Adaptor (Strategy) pattern — all platform logic in cli/adaptors/. Inherit SkillAdaptor, implement format_skill_md(), package(), upload(). Register in adaptors/__init__.py ADAPTORS dict.

Scraper pattern — each source type has: cli/<type>_scraper.py (with <Type>ToSkillConverter class + main()), arguments/<type>.py, parsers/<type>_parser.py. Register in parsers/__init__.py PARSERS list, main.py COMMAND_MODULES dict, config_validator.py VALID_SOURCE_TYPES set.

Unified pipelineunified_scraper.py dispatches to per-type _scrape_<type>() methods. unified_skill_builder.py uses pairwise synthesis for docs+github+pdf combos and _generic_merge() for all other combinations.

MCP tools — grouped in mcp/tools/ by category. scrape_generic_tool handles all new source types.

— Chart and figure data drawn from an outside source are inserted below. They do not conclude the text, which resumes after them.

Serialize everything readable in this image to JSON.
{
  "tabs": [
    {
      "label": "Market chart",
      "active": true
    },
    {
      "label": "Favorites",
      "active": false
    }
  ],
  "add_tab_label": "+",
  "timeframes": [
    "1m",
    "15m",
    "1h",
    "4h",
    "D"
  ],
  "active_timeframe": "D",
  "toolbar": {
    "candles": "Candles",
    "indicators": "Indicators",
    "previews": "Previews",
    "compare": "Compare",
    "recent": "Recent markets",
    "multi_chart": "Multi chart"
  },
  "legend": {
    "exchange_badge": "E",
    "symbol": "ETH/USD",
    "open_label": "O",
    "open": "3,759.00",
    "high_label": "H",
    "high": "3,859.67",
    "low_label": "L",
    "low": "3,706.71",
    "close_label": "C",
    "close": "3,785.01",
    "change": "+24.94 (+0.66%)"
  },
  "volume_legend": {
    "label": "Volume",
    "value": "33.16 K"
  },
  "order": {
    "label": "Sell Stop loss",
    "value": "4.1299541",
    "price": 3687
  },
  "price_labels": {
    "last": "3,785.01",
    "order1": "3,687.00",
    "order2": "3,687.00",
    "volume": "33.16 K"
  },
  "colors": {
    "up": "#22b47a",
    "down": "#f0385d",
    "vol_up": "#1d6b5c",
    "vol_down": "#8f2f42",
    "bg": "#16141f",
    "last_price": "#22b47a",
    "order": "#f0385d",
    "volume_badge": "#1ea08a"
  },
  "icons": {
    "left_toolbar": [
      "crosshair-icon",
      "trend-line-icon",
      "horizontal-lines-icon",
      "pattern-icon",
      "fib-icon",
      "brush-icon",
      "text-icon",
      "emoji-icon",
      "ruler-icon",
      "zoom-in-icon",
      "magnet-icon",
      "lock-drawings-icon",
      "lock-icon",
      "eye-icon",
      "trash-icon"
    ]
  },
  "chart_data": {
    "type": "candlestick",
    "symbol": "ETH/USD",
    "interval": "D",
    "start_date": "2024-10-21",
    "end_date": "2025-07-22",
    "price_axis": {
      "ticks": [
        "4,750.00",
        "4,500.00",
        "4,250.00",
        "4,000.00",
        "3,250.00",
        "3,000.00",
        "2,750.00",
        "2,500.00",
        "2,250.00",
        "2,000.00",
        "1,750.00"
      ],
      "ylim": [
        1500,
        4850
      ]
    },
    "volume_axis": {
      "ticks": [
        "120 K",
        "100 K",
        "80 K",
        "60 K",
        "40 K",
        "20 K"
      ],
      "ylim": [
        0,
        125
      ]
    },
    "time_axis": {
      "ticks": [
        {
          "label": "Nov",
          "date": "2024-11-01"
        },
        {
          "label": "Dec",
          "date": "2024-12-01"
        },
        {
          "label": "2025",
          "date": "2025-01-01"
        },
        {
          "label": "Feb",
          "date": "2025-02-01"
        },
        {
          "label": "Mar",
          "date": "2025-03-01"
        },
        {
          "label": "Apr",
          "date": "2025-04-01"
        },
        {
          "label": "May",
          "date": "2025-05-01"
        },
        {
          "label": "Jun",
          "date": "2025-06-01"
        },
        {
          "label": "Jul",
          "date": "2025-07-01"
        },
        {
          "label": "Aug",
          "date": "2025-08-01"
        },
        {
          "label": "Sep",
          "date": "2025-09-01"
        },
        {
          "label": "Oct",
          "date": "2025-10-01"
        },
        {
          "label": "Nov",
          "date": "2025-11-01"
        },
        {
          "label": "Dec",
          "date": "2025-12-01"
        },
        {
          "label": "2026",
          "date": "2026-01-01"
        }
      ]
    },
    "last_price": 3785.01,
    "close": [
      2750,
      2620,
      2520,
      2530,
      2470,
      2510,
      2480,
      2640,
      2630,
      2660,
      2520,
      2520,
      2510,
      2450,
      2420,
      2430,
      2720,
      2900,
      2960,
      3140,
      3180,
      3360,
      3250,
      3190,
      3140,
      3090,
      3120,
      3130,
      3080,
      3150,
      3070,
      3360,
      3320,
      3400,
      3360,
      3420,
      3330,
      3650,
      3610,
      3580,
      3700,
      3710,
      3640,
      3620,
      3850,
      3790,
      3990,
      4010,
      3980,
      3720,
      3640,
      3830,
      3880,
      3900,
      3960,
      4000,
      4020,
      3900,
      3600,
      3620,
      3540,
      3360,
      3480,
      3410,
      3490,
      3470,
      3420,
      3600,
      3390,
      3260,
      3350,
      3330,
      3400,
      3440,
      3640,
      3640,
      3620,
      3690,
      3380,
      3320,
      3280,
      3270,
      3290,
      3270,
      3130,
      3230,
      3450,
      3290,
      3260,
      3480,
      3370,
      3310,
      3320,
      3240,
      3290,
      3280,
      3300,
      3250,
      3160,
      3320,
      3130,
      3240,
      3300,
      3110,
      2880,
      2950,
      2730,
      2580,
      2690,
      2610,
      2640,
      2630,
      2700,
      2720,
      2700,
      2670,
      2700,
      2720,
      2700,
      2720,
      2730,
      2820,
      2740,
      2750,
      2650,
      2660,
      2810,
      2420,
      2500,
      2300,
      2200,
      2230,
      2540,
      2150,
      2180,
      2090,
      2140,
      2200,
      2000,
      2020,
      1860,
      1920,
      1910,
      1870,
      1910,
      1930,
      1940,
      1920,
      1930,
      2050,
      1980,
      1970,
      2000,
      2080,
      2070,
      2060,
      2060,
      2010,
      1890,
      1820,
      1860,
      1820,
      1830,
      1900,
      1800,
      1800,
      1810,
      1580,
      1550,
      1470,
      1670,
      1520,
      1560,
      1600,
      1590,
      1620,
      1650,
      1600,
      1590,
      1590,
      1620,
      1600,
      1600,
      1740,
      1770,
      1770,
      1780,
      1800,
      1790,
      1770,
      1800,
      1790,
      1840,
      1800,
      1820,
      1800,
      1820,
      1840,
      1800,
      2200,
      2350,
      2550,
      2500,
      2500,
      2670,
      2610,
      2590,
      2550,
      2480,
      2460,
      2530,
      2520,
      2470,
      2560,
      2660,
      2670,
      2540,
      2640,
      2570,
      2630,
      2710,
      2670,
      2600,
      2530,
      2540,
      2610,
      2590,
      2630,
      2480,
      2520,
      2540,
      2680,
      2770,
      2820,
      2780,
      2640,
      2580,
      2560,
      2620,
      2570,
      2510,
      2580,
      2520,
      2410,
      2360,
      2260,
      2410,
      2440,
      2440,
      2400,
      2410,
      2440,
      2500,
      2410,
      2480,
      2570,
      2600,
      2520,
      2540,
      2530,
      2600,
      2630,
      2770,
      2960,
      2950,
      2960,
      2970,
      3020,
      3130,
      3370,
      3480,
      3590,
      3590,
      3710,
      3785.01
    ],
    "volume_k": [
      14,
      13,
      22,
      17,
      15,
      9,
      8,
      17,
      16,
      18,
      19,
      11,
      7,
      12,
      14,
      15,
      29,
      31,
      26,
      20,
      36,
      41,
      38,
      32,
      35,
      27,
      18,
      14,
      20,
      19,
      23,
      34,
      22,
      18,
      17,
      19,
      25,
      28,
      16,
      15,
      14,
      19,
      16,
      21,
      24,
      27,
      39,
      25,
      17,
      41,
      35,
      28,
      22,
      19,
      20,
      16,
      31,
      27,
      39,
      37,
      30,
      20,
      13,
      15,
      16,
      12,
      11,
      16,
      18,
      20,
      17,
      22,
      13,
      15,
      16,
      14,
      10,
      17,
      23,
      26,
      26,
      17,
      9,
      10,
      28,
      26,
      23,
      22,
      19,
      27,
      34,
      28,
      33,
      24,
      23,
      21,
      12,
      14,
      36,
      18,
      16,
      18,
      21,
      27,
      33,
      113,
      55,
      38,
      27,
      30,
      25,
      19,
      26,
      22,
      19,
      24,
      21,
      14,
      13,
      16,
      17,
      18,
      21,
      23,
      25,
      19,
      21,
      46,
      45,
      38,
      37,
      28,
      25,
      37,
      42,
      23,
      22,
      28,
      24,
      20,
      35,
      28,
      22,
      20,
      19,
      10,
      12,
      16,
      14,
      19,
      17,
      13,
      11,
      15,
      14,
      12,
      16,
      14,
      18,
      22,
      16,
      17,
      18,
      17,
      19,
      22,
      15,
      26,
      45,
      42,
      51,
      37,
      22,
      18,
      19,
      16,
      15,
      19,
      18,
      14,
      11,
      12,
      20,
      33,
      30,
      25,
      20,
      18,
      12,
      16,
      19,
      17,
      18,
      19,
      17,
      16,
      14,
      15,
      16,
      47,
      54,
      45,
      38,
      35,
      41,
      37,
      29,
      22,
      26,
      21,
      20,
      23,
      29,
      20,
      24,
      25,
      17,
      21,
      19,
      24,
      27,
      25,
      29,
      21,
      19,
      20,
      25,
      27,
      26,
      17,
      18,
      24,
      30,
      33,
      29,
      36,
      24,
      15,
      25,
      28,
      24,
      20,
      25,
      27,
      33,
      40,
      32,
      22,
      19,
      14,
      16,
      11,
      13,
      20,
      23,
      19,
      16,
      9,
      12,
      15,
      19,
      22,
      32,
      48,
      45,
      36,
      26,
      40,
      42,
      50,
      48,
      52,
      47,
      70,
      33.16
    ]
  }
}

CLI subcommands — git-style in cli/main.py. Each delegates to a module's main() function.

Git Workflow

  • main — production, protected
  • development — default PR target, active dev
  • Feature branches created from development

Pre-commit Checklist

ruff check src/ tests/
ruff format --check src/ tests/
pytest tests/ -v -x   # stop on first failure

Never commit API keys. Use env vars: ANTHROPIC_API_KEY, GOOGLE_API_KEY, OPENAI_API_KEY, GITHUB_TOKEN.

CI

GitHub Actions (.github/workflows/tests.yml): ruff + mypy lint job, then pytest matrix (Ubuntu + macOS, Python 3.10-3.12) with Codecov upload.